LUT related updates specific for 16K SHRAM:
- prevent LUT DMA transfer from overwriting accumulator SHRAM of an ongoing operation
- do not use the last 2K of SHRAM as accumulator during LUT operations

Change-Id: I17066e0410c6f07b125ed245002d7b19269a7a8a
Signed-off-by: Louis Verhaard <louis.verhaard@arm.com>
diff --git a/ethosu/vela/shared_buffer_allocation.py b/ethosu/vela/shared_buffer_allocation.py
index 053377c..fdcbe94 100644
--- a/ethosu/vela/shared_buffer_allocation.py
+++ b/ethosu/vela/shared_buffer_allocation.py
@@ -25,6 +25,8 @@
 from .errors import VelaError
 from .ethos_u55_regs.ethos_u55_regs import resampling_mode
 from .operation import NpuBlockType
+from .range_set import MemoryRangeSet
+from .tensor import MemArea
 
 
 class SharedBufferAllocation:
@@ -40,6 +42,7 @@
         dilation = (1, 1, 1, 1)
         self.kernel = Kernel(1, 1)
         is_elementwise = ps.npu_block_type == NpuBlockType.ElementWise
+        self.uses_lut = False
 
         if ps.primary_op:
             strides = ps.primary_op.attrs.get("strides", strides)
@@ -55,6 +58,7 @@
                 k_w = ps.primary_op.attrs.get("filter_width", 1)
 
             self.kernel = Kernel(k_w, k_h, strides[2], strides[1], dilation[2], dilation[1])
+            self.uses_lut = ps.primary_op.activation_lut is not None
 
         self.is_equal_depth_op = is_elementwise or ps.npu_block_type in (
             NpuBlockType.ConvolutionDepthWise,
@@ -102,7 +106,7 @@
 
         # Accumulator area is measured from the end of the buffer
         self.bank_locations[SharedBufferArea.Accumulators] = (
-            self.arch.shram_total_banks - self.banks_required[SharedBufferArea.Accumulators]
+            self.arch.available_shram_banks(self.uses_lut) - self.banks_required[SharedBufferArea.Accumulators]
         )
         ifm_end = self.bank_locations[SharedBufferArea.IFM] + self.banks_required[SharedBufferArea.IFM]

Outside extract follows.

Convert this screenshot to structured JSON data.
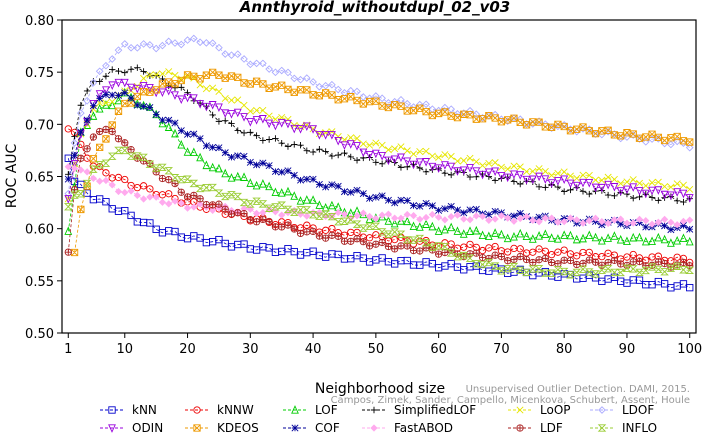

         return ifm_end <= self.bank_locations[SharedBufferArea.Accumulators]
@@ -156,6 +160,13 @@
 
         return True
 
+    def get_shram_memory_access_range(self):
+        # Returns the SHRAM memory access range used by this shared buffer,
+        # excluding access to LUT
+        return MemoryRangeSet(
+            MemArea.Shram, 0, self.arch.available_shram_banks(self.uses_lut) * self.arch.shram_bank_size
+        )
+
 
 def shared_buffer_allocation_for_pass_and_block_config(arch, ps, block_config):
     alloc = SharedBufferAllocation(arch, ps)